From the Bishops Anti-Catholic prejudice: a warning and challenge to all

christoph schmid 258813 unsplash 1 Crucifix at Mount Lusen in Bavaria Germany/

Alfred E. Smith, a devout Catholic, was elected four times as governor of New York. However, the announcement of his candidacy for president immediately unleashed a storm of anti-Catholicism in 1928. A Protestant minister in Oklahoma City warned his large congregation, "If you vote for Al Smith, you're voting against Christ and you'll all be damned." The Daytona Beach, Florida school board predicted that, if Smith were elected, students would not be allowed to have or read a Bible. Around the country, pamphlets appeared attacking the Catholic Smith. More than 100 anti-Catholic newspapers poisoned the well with their propaganda against Smith for his religion. The anti-Catholic hate was so strong that, within just eight weeks, Smith's campaign for the presidency ended.

Some people today look back on the 1960 election of John F. Kennedy as the end of such anti-Catholicism. But, the facts seem to contradict such an optimistic view. Kennedy understood the opposition that he faced because of his religion. When he spoke in Morgantown, West Virginia, a state that at that time was 95 percent Protestant, he addressed the issue head on. He said, "Nobody asked me if I was a Catholic when I joined the United States Navy… and nobody asked my brother if he was a Catholic or Protestant before he climbed into an American bomber plane to fly his last mission." His bold words stunned the crowd when he asked if 40 million Americans lose their right to run for presidency on the day they are baptized Catholics.

On Sept.12, 1960, Kennedy addressed the Greater Houston Ministerial Association. Standing before 300 Protestant ministers and 300 spectators, he announced that the real issues in the presidential campaign were being sidelined by the anti- Catholic polemic. He provided his opponents with his political credo by announcing, "I believe in an America where the separation of church and state is absolute – where no Catholic prelate would tell the president (should he be a Catholic) how to act and no Protestant minister would tell his parishioners for whom to vote. . . ." Kennedy lost votes because he was Catholic. He won the election in spite of his Catholicism. To think that his election ended anti-Catholic prejudice in America is not accurate.

Rudy Giuliani campaigned as a candidate in the 2008 presidential campaign. During a town-hall meeting in Iowa, he was questioned on his Catholic faith. Someone asked him if he was a practicing Catholic. Another person asked him how his Catholic faith would influence his political decisions. Giuliani responded by saying, "My religious affiliation, my religious practices and the degree to which I am a good or not so good Catholic, I prefer to leave to the priests." When Giuliani said, "I don't think there should be a religious test for public office," the man questioning him was not satisfied. Clearly, the Catholic faith is, in the mind of some, an impediment to public office.

In 2017, in the hearings of the U.S. Senate Judiciary Committee, the ugly specter of anti-Catholicism appeared again.

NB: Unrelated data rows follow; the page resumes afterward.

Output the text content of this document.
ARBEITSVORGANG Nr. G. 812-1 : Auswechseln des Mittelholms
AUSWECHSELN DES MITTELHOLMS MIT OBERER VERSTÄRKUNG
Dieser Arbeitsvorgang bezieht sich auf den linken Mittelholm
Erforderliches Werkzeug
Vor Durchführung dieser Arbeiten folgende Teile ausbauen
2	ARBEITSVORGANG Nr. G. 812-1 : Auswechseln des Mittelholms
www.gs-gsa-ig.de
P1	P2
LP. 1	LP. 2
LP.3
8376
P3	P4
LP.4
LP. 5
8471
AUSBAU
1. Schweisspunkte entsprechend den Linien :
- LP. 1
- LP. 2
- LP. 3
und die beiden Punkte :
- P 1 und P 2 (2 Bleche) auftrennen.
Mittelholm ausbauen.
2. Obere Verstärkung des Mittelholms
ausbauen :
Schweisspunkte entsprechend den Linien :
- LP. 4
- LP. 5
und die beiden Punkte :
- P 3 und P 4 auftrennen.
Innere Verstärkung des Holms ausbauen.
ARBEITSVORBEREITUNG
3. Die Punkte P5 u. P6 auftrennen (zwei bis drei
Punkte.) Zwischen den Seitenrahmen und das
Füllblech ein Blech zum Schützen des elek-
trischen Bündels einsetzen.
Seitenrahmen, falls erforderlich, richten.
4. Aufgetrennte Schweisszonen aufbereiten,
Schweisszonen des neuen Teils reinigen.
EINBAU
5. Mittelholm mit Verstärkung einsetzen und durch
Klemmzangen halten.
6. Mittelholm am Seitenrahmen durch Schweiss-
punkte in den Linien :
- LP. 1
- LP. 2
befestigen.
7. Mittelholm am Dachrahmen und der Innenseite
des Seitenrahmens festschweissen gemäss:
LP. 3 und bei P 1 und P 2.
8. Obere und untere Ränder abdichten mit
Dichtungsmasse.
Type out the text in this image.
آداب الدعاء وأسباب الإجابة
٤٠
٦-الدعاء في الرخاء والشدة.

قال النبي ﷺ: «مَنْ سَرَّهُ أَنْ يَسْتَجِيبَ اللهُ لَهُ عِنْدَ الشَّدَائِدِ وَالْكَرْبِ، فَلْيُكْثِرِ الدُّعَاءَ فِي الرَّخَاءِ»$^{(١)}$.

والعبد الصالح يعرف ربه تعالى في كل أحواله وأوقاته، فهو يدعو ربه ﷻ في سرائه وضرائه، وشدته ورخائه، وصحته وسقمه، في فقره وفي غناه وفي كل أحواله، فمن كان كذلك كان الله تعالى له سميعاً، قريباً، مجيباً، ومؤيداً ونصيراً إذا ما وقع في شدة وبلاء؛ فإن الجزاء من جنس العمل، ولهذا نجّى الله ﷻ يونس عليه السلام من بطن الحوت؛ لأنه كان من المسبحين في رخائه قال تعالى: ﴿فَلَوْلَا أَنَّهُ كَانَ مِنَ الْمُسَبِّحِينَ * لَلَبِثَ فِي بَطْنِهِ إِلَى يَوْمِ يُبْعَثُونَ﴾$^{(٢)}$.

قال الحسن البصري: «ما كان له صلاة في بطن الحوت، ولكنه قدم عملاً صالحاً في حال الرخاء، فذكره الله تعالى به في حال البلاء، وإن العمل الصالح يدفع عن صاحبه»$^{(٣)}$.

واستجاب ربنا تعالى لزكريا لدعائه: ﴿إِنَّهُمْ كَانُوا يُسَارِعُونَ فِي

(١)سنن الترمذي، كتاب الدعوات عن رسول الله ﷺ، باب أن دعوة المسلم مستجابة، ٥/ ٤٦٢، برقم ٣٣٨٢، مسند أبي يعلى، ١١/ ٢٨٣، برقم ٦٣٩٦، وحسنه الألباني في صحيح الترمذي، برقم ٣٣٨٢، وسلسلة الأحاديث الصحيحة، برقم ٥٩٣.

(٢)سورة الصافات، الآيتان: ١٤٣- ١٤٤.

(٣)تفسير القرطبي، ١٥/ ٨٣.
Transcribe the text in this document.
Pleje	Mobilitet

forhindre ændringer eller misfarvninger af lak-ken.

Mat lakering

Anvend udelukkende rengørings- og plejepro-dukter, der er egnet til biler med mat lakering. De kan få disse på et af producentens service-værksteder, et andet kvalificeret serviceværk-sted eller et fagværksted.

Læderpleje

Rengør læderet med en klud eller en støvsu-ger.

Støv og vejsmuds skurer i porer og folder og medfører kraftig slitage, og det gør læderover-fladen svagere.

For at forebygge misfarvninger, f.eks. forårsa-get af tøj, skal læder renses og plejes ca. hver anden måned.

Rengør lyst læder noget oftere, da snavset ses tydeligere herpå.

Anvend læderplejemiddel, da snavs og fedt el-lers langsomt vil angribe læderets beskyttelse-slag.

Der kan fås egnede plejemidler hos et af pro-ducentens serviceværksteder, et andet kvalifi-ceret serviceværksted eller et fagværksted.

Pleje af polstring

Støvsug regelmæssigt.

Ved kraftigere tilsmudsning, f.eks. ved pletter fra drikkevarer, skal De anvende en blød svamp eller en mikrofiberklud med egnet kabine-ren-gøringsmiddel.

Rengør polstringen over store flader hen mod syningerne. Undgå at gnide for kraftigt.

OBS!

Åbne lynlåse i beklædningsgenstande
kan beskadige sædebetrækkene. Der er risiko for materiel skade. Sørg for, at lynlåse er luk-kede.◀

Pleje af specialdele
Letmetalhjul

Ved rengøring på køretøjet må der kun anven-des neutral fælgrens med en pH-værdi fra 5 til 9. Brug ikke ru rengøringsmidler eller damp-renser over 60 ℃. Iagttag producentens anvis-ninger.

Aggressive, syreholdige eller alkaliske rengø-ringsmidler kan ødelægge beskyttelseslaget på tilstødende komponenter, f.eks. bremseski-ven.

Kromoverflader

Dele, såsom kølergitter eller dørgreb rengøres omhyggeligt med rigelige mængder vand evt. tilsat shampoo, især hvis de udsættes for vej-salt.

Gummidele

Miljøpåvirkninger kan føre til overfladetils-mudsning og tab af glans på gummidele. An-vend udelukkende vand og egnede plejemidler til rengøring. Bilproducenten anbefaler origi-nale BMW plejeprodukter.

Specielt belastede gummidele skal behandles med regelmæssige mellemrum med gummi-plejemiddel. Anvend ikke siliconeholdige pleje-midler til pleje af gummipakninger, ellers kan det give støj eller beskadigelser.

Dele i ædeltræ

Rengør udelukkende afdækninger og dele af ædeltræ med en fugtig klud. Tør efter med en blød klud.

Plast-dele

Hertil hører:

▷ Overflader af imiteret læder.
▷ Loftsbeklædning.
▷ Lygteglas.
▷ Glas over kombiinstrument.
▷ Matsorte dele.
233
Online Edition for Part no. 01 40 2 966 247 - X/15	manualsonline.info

In examining Notre Dame law professor, Amy Coney Barrett for the 7th U.S. Circuit Court of Appeals, senators brought into question her Catholic faith. They again and again demanded assurances that her faith would not influence her legal decisions. California Senator Diane Feinstein was quite concerned that Barrett would allow her pro-life beliefs make her act against abortion. Like an oracle from on high, Feinstein pronounced against Barret the damning judgment, "The dogma lives loudly within you and that's of concern when you come to big issues…" Barrett was approved by the Senate Judiciary Committee. But, not with a single Democratic Senator voting for her. Not without an underlying anti-Catholic prejudice coming into play.

Richard John Neuhaus once observed that it is not simply being Catholic that is the problem for someone running for public office. Rather, it is being a Catholic who holds to the truths as taught by the Church. Neuhaus said, "Indeed, one of the most acceptable things is to be a bad Catholic, and in the view of many people, the only good Catholic is a bad Catholic." As Catholics, we should lament any time the vast wisdom of our faith and tradition is summarily dismissed from the national debate or when we ourselves are marginalized. 

The anti-Catholic prejudice that surfaces in our process of selecting people for public office should be a warning and a challenge to all. People of every faith need to question where to draw the line on what qualifies or disqualifies a person from public office. Have we come to a point in our country where certain issues no longer admit discussion or diversity of opinion? Are we moving toward a situation where moral values will be dictated by the state and religion will be seen as an enemy? Would we want to disqualify from public office individuals with principles that prod us to re-examine some of our decisions just because we disagree with them? The end result will be a very bad form of government.